Director Rainer Werner Fassbinder, working from his own story, combines the names of the Virgin Mary and Eva Braun (Frau Hitler) to create a character that one critic said represented the postwar Germany of the "economic miracle"—dragging itself up from the hideous and shameful disaster of war to an attractive creature wearing jewels and expensive clothes, but totally without a soul.
Maria (Hanna Schygulla) marries her German soldier Hermann Braun (Klaus Lowitsch) as the world turns to a blasted outhouse around them. The Justice of the Peace tries to escape the bombing but the almost-married couple runs after him through the street, tackling him as explosions go off all around them, and force him to sign the legal document. The next thing we know, it's the following day and Hermann has been sent to the Russian front. Maria will say later that she is fully married—after the ceremony she and Hermann had a half day and a full night before he was shipped out.
After the war, her best friend Betti's (Elisabeth Trissenaar) husband Willi (Gottfried John) returns with the news that Hermann was killed. Maria chooses to disbelieve this story and determines to prepare for the day of her husband's return by accumulating as much money as possible. To this end she buys the best dress she can and becomes hostess at a bar catering to American occupation troops. Having learned to survive the war, Maria now has to learn how to survive the peace. She takes up with Bill (George Byrd), a black soldier and becomes pregnant by him. This affair ends suddenly in a character defining moment when Hermann proves her right by showing up again.
Even with proof of Hermann's survival, Maria follows in the footsteps of Bertolt Brecht's Mother Courage and continues to do what she needs to do in order to improve her situation and keep the money coming in. Brecht preached the gospel of survival at any cost—grub first, he wrote, and then morals—but even after she is able to support herself well, Maria seduces and then goes to work for half German, half French factory owner Karl Oswald (Ivan Desny) and becomes a partner with Oswald and his accountant Senkenberg (Hark Bohm).

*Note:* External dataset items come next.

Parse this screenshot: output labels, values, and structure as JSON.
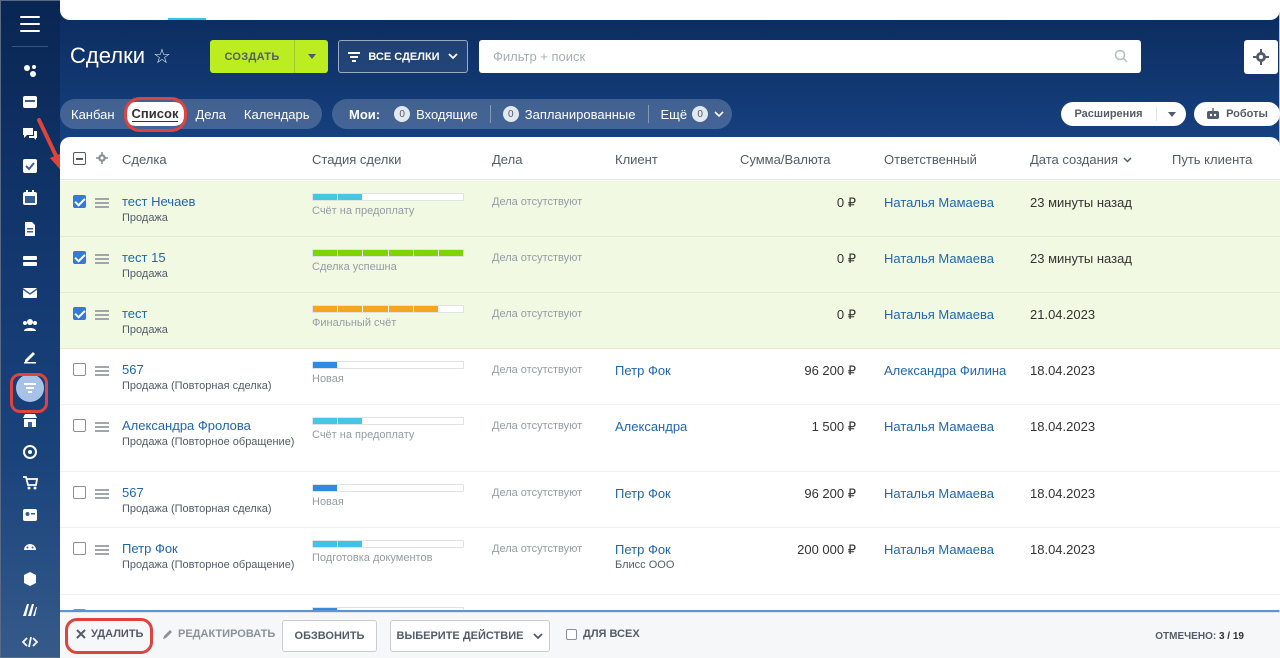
{
  "header": {
    "title": "Сделки",
    "create_label": "СОЗДАТЬ",
    "all_deals_label": "ВСЕ СДЕЛКИ",
    "search_placeholder": "Фильтр + поиск"
  },
  "views": {
    "kanban": "Канбан",
    "list": "Список",
    "activities": "Дела",
    "calendar": "Календарь"
  },
  "my_filters": {
    "label": "Мои:",
    "incoming_count": "0",
    "incoming": "Входящие",
    "planned_count": "0",
    "planned": "Запланированные",
    "more": "Ещё",
    "more_count": "0"
  },
  "toolbar": {
    "extensions": "Расширения",
    "robots": "Роботы"
  },
  "columns": {
    "deal": "Сделка",
    "stage": "Стадия сделки",
    "activities": "Дела",
    "client": "Клиент",
    "amount": "Сумма/Валюта",
    "responsible": "Ответственный",
    "created": "Дата создания",
    "journey": "Путь клиента"
  },
  "colors": {
    "accent_green": "#bbed21",
    "link_blue": "#2067b0",
    "highlight_red": "#e0433c",
    "checked_row_bg": "#f1f9e3"
  },
  "rows": [
    {
      "checked": true,
      "name": "тест Нечаев",
      "type": "Продажа",
      "stage": "Счёт на предоплату",
      "stage_color": "#47c6e1",
      "stage_level": 2,
      "activities": "Дела отсутствуют",
      "client": "",
      "client_sub": "",
      "amount": "0 ₽",
      "responsible": "Наталья Мамаева",
      "created": "23 минуты назад"
    },
    {
      "checked": true,
      "name": "тест 15",
      "type": "Продажа",
      "stage": "Сделка успешна",
      "stage_color": "#7bd500",
      "stage_level": 6,
      "activities": "Дела отсутствуют",
      "client": "",
      "client_sub": "",
      "amount": "0 ₽",
      "responsible": "Наталья Мамаева",
      "created": "23 минуты назад"
    },
    {
      "checked": true,
      "name": "тест",
      "type": "Продажа",
      "stage": "Финальный счёт",
      "stage_color": "#f2a71c",
      "stage_level": 5,
      "activities": "Дела отсутствуют",
      "client": "",
      "client_sub": "",
      "amount": "0 ₽",
      "responsible": "Наталья Мамаева",
      "created": "21.04.2023"
    },
    {
      "checked": false,
      "name": "567",
      "type": "Продажа (Повторная сделка)",
      "stage": "Новая",
      "stage_color": "#2f8ae0",
      "stage_level": 1,
      "activities": "Дела отсутствуют",
      "client": "Петр Фок",
      "client_sub": "",
      "amount": "96 200 ₽",
      "responsible": "Александра Филина",
      "created": "18.04.2023"
    },
    {
      "checked": false,
      "name": "Александра Фролова",
      "type": "Продажа (Повторное обращение)",
      "stage": "Счёт на предоплату",
      "stage_color": "#47c6e1",
      "stage_level": 2,
      "activities": "Дела отсутствуют",
      "client": "Александра",
      "client_sub": "",
      "amount": "1 500 ₽",
      "responsible": "Наталья Мамаева",
      "created": "18.04.2023"
    },
    {
      "checked": false,
      "name": "567",
      "type": "Продажа (Повторная сделка)",
      "stage": "Новая",
      "stage_color": "#2f8ae0",
      "stage_level": 1,
      "activities": "Дела отсутствуют",
      "client": "Петр Фок",
      "client_sub": "",
      "amount": "96 200 ₽",
      "responsible": "Наталья Мамаева",
      "created": "18.04.2023"
    },
    {
      "checked": false,
      "name": "Петр Фок",
      "type": "Продажа (Повторное обращение)",
      "stage": "Подготовка документов",
      "stage_color": "#3fc1e8",
      "stage_level": 2,
      "activities": "Дела отсутствуют",
      "client": "Петр Фок",
      "client_sub": "Блисс ООО",
      "amount": "200 000 ₽",
      "responsible": "Наталья Мамаева",
      "created": "18.04.2023"
    }
  ],
  "actions": {
    "delete": "УДАЛИТЬ",
    "edit": "РЕДАКТИРОВАТЬ",
    "call": "ОБЗВОНИТЬ",
    "choose_action": "ВЫБЕРИТЕ ДЕЙСТВИЕ",
    "for_all": "ДЛЯ ВСЕХ",
    "selected_label": "ОТМЕЧЕНО:",
    "selected_count": "3 / 19"
  }
}
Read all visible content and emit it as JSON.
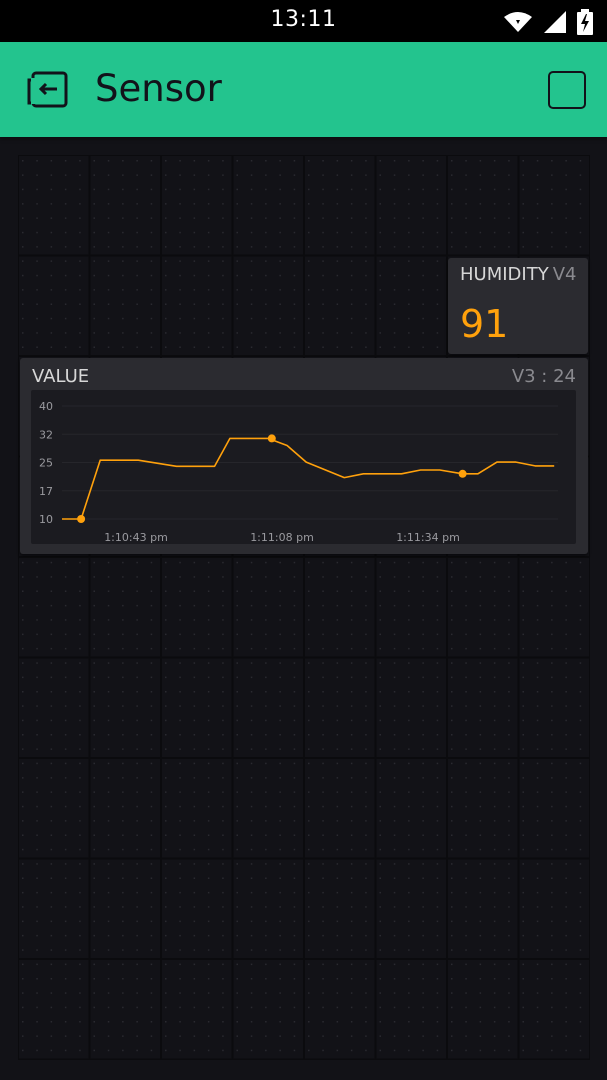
{
  "status_bar": {
    "time": "13:11",
    "icons": [
      "wifi-icon",
      "signal-icon",
      "battery-charging-icon"
    ]
  },
  "app_bar": {
    "title": "Sensor",
    "back_icon": "exit-project-icon",
    "action_icon": "square-icon",
    "color": "#23c48e"
  },
  "widgets": {
    "humidity": {
      "label": "HUMIDITY",
      "pin": "V4",
      "value": "91",
      "color": "#ffa10c"
    },
    "value_chart": {
      "title": "VALUE",
      "pin_readout": "V3 : 24"
    }
  },
  "chart_data": {
    "type": "line",
    "title": "VALUE",
    "yticks": [
      "40",
      "32",
      "25",
      "17",
      "10"
    ],
    "ylim": [
      10,
      40
    ],
    "xticks": [
      "1:10:43 pm",
      "1:11:08 pm",
      "1:11:34 pm"
    ],
    "xlim_seconds": [
      38,
      103
    ],
    "series": [
      {
        "color": "#ffa10c",
        "points": [
          [
            38,
            10
          ],
          [
            40.5,
            10
          ],
          [
            43,
            25.6
          ],
          [
            48,
            25.6
          ],
          [
            53,
            24
          ],
          [
            58,
            24
          ],
          [
            60,
            31.4
          ],
          [
            65,
            31.4
          ],
          [
            67.5,
            29.5
          ],
          [
            70,
            25.1
          ],
          [
            75,
            21
          ],
          [
            77.5,
            22
          ],
          [
            82.5,
            22
          ],
          [
            85,
            23
          ],
          [
            87.5,
            23
          ],
          [
            90.5,
            22
          ],
          [
            92.5,
            22
          ],
          [
            95,
            25.1
          ],
          [
            97.5,
            25.1
          ],
          [
            100,
            24.1
          ],
          [
            102.5,
            24.1
          ]
        ],
        "markers": [
          [
            40.5,
            10
          ],
          [
            65.5,
            31.4
          ],
          [
            90.5,
            22
          ]
        ]
      }
    ],
    "grid": "horizontal"
  }
}
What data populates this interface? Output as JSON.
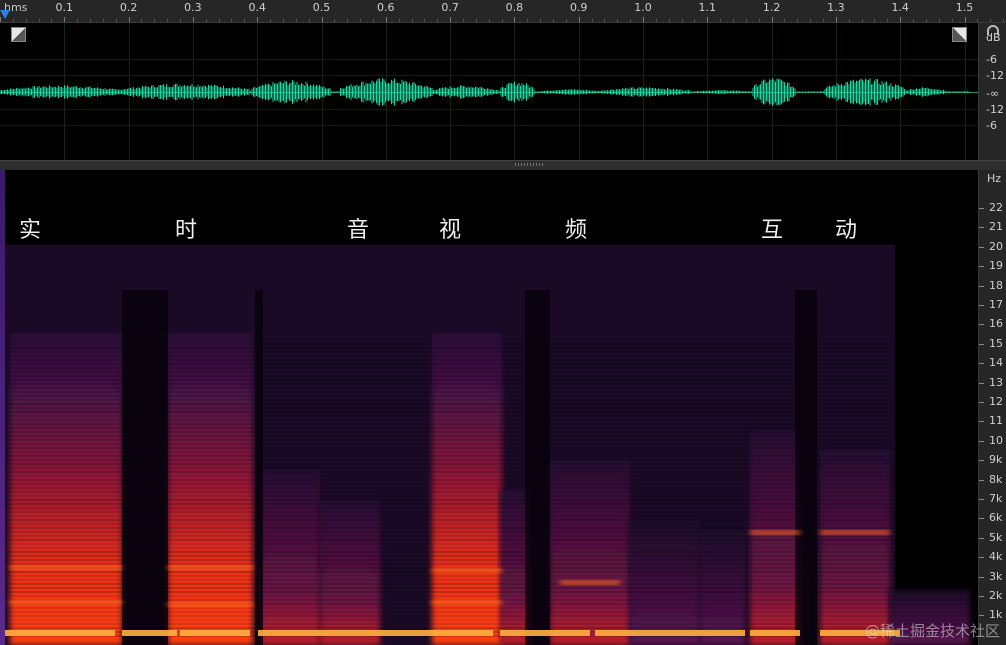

Maria will be accused of cynicism, but in the world of German reconstruction cynicism is reality. "It's not a good time for feelings," she says. "And that suits me." Over lunch in a fine restaurant, Oswald fears she's grown bored and will soon leave him. She denies any possibility of unpleasantness. "You were brought up well," she says, "and I pretend that I was."
The film combines the rags-to-riches plot of American films like Baby Face with an eye for historical detail and the upscale melodramatics of Douglas Sirk, a German director who immigrated to Hollywood and made a series of silky women's pictures for Universal in the 1950s. That's not a criticism. Magnificent Obsession, Imitation of Life and All That Heaven Allows are as good as most other genre films of their time, and much better than most.
What Fassbinder and leading lady Schygulla add is a pinch of Dietrich from The Blue Angel. Maria only displays emotion when she wants to, whether she's actually feeling it or not. At one point late in the film, she shows up in her underwear, and it's an almost perfect dominatrix outfit. A touch of masochism has been noted in many of Fassbinder's men.
The Marriage of Maria Braun is the first movie in what is seen as a loose trilogy of pictures dealing with strong women finding out what it takes to live through Germany's 20th Century, one hundred years of national horror, humiliation and hubris. It's a key film in the movement known as "New German Cinema."